Article Archive
March/April 2022

The Last Word: Palliative Care
By John Mulder, MD
Today’s Geriatric Medicine
Vol. 15 No. 2 P. 26

It’s not a prognostically driven specialty.

Twelve years ago, I was asked to see a 21-year old man in the hospital. He’d been diagnosed with Burkitt lymphoma, a cancer typically found in young men and considered curable. This young man found the treatments intolerable, particularly the nausea and vomiting, and was unwilling to continue with any further tumor-directed therapies. He believed he was ready to develop an end-of-life plan.

I applauded the oncologist for bringing me into his care team. However, like too many clinicians today, his doctor had a misconception about the work palliative care specialists do. We are not just trained to help people die. We are specialists in the management of complex symptoms and side effects—physical, emotional, social, and spiritual—that make chronic and terminal illnesses difficult to bear. We have a toolbox of interventions, of which many (if not most) other clinicians simply aren’t aware.

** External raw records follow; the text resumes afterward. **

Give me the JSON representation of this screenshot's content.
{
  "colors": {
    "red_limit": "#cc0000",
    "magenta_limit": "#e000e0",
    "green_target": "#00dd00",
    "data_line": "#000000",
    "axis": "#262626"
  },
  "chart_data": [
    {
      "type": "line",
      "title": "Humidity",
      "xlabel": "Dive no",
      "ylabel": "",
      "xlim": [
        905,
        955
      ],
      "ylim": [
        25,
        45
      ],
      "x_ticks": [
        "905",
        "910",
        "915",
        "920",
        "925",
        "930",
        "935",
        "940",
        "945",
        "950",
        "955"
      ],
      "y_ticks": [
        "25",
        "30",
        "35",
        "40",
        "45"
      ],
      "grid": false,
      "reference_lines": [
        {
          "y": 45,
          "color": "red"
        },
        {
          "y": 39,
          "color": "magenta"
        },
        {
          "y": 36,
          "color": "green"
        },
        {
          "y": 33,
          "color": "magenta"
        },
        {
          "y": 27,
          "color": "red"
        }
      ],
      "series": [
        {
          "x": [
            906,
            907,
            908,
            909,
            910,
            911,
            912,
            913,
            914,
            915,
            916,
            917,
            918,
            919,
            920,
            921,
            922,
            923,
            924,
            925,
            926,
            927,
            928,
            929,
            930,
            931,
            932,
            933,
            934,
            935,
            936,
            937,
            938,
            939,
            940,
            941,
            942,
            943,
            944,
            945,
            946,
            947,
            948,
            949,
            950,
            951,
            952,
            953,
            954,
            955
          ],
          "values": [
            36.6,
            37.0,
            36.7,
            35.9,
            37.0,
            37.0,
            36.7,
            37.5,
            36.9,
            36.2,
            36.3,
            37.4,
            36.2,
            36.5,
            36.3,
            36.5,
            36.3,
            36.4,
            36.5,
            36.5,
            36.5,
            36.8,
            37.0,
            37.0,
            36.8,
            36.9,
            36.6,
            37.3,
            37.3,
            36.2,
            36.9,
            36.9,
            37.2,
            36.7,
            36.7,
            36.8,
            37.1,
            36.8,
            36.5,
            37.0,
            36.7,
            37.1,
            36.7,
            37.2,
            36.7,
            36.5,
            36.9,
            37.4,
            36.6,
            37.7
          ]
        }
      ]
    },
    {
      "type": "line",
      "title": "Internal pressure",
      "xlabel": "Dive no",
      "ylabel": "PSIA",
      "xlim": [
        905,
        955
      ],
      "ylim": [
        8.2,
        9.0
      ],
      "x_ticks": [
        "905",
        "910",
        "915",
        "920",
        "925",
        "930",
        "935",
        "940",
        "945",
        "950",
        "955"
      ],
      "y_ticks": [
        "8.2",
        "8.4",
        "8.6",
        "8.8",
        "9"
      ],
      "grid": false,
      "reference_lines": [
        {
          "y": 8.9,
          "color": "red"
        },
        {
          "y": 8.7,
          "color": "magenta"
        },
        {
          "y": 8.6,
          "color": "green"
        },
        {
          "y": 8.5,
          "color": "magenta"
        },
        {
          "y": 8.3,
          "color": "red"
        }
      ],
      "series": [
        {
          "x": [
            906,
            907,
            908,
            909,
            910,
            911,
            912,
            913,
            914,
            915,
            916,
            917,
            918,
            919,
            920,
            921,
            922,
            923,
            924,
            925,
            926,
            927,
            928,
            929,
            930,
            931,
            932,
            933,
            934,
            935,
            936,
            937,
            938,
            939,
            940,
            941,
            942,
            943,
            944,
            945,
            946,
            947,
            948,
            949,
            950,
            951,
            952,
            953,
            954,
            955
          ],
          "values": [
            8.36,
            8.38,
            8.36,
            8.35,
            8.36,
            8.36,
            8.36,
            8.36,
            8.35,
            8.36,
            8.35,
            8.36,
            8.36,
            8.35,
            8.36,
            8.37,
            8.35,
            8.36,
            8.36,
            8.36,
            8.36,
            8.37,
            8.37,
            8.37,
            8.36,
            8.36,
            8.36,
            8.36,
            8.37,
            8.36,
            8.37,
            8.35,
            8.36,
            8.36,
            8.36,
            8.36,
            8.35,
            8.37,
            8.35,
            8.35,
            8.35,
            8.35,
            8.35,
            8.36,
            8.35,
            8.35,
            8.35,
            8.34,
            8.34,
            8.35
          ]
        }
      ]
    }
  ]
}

I wasn’t ready to let this young man die. I suggested we start by treating his nausea. While he and his other doctors thought they had already tried everything, he was willing to give my recommendation—part of a palliative physician’s bag of symptomatic tricks—a try. He began my treatment that day. The next day, we had a meeting together over chicken nuggets and a Coca-Cola. He continued with my treatments, finished his chemotherapy, and, to the best of my knowledge, his cancer is still in remission.

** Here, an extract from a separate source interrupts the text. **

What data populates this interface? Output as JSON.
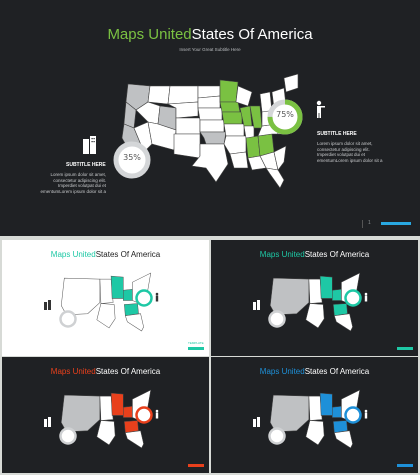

How to Integrate Palliative Care With Advanced Disease Management
In geriatric medicine, there is no cure for old age. But for patients with advanced illnesses, there is often much more we can do to give patients the chance for a longer, more vital life span than has been prognosticated.

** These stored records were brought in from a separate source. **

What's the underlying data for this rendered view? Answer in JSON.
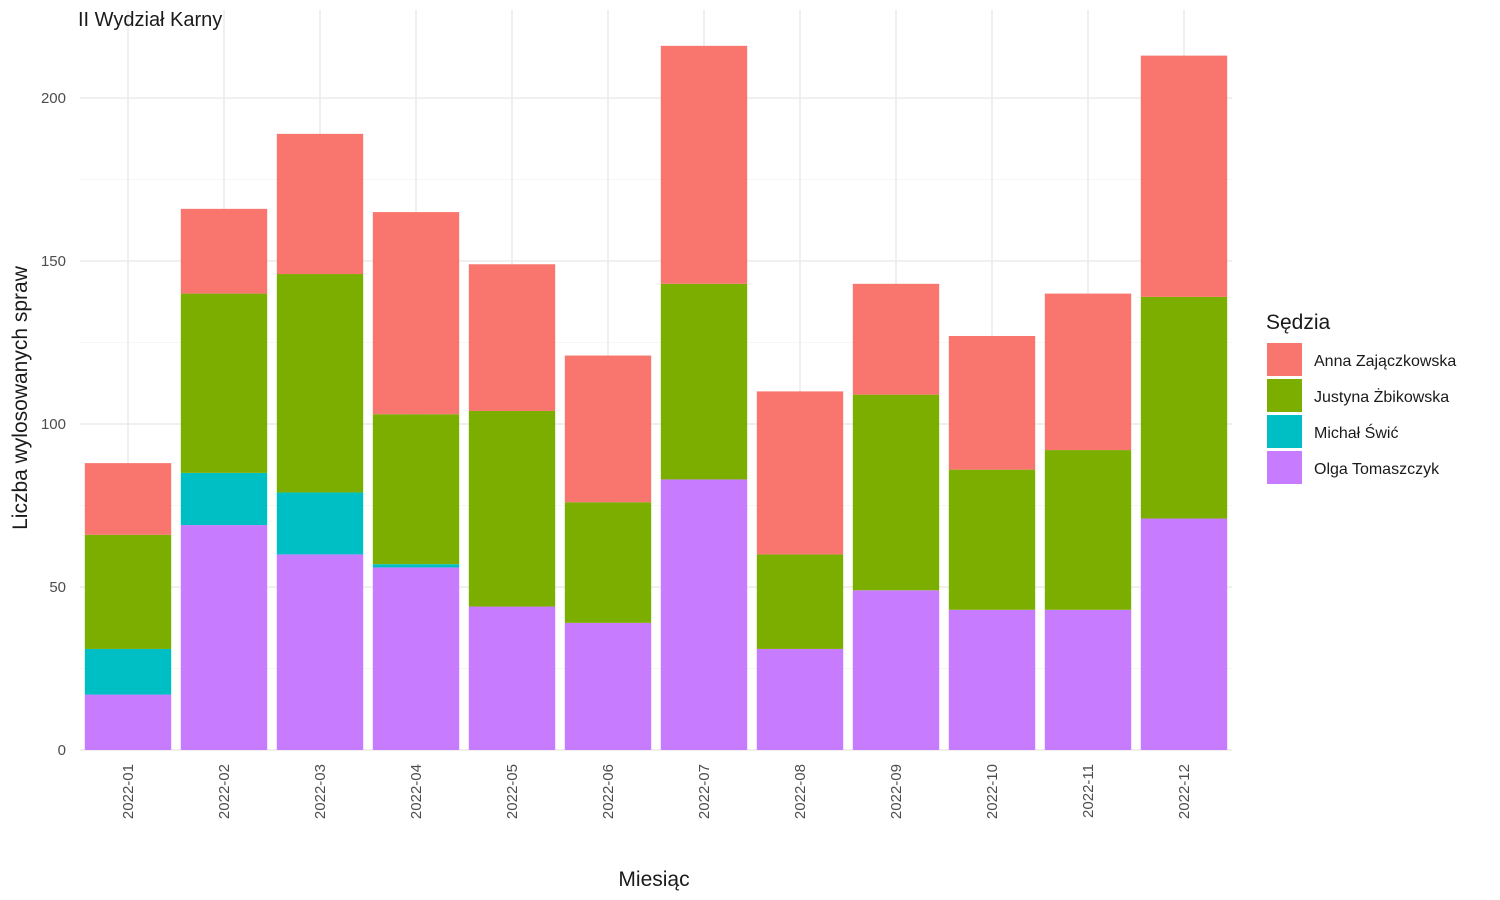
{
  "chart_data": {
    "type": "bar",
    "stacked": true,
    "title": "II Wydział Karny",
    "xlabel": "Miesiąc",
    "ylabel": "Liczba wylosowanych spraw",
    "ylim": [
      0,
      222
    ],
    "yticks": [
      0,
      50,
      100,
      150,
      200
    ],
    "grid": true,
    "legend_title": "Sędzia",
    "legend_position": "right",
    "categories": [
      "2022-01",
      "2022-02",
      "2022-03",
      "2022-04",
      "2022-05",
      "2022-06",
      "2022-07",
      "2022-08",
      "2022-09",
      "2022-10",
      "2022-11",
      "2022-12"
    ],
    "series": [
      {
        "name": "Anna Zajączkowska",
        "color": "#F8766D",
        "values": [
          22,
          26,
          43,
          62,
          45,
          45,
          73,
          50,
          34,
          41,
          48,
          74
        ]
      },
      {
        "name": "Justyna Żbikowska",
        "color": "#7CAE00",
        "values": [
          35,
          55,
          67,
          46,
          60,
          37,
          60,
          29,
          60,
          43,
          49,
          68
        ]
      },
      {
        "name": "Michał Świć",
        "color": "#00BFC4",
        "values": [
          14,
          16,
          19,
          1,
          0,
          0,
          0,
          0,
          0,
          0,
          0,
          0
        ]
      },
      {
        "name": "Olga Tomaszczyk",
        "color": "#C77CFF",
        "values": [
          17,
          69,
          60,
          56,
          44,
          39,
          83,
          31,
          49,
          43,
          43,
          71
        ]
      }
    ]
  }
}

Research has demonstrated that, at least in the advanced lung cancer population, if you offer a palliative consultation early after diagnosis, patients have a better quality of life with a lower symptom burden, 50% less depression, and even live longer than those who receive standard oncology care.1

So, how do we help clinicians recognize the specialized capacity palliative medicine specialists have outside the palliative and hospice environment? Education is imperative. We need to remind everyone in the medical field continuously, through conversation and other communications, that palliative medicine doctors aren’t limited to treating patients with terminal prognoses. We don’t accelerate a terminal process. Palliative care is not a service reserved for the end of life.

Rather, we need to advance an awareness that we help alleviate suffering for patients and their families regardless of where they are in their illness journeys. We help the primary treating physicians with quality of life issues their patients face, freeing clinicians to focus on managing the treatment protocols. We also help the health care system save money by bringing palliative resources to the table, increasing length of stay in hospice and decreasing acute care utilization. In an era when value-based care is becoming more prominent, reducing costs while improving patients’ quality of life benefits everyone.

Networking plays an important role in advancing palliative medicine. Palliative specialists need to reach out to our colleagues (oncologists, nephrologists, cardiologists, gerontologists, and even primary care physicians) to share our success stories and help them understand that the work we do supports their work. Whether delivered inside or outside the hospice environment, our mission is to alleviate suffering. Every doctor should want that for their patients.

Patients and their families can also promote the specialty by telling their primary care clinicians and friends how it has helped them cope with their illnesses. By sharing their own stories, they can increase demand for the kind of holistic care palliative medicine provides.

As we move into a future where palliative medicine is widely recognized as a specialty that improves outcomes and allows people to live better for longer, it should be adopted as a paradigm of care that is integral to advanced disease management. To ease the transition, clinicians and health systems now have access to analytical resources that help identify patients within their community who could benefit from palliative resources. Using technology that provides an objective analysis based on a patient’s full medical, social, and emotional profile, clinicians can ensure that each of their patients with a serious illness has the opportunity to get the right care, at the right time, in the right setting.

As a pragmatic optimist, I hope that my specialty becomes routine, ordinary, and expected. In fact, I hope someday it will be malpractice not to offer patients something we know has a unique ability to heal.

— John Mulder, MD, is chief medical consultant for hospice and palliative care at Holland Home, the largest provider of elder care services in Michigan. He’s director of palliative medicine for the Michigan State University College of Human Medicine, medical director for palliative care at Metro Health, University of Michigan Health, and program director for Mercy Health Grand Rapids palliative medicine fellowship program. He is also a member of the board of directors for the data analytics firm Acclivity Health.

 

Reference
1. Temel JS, Greer JA, Muzikansky A, et al. Early palliative care for patients with metastatic non–small-cell lung cancer. N Engl J Med. 2010;363(8):733-742.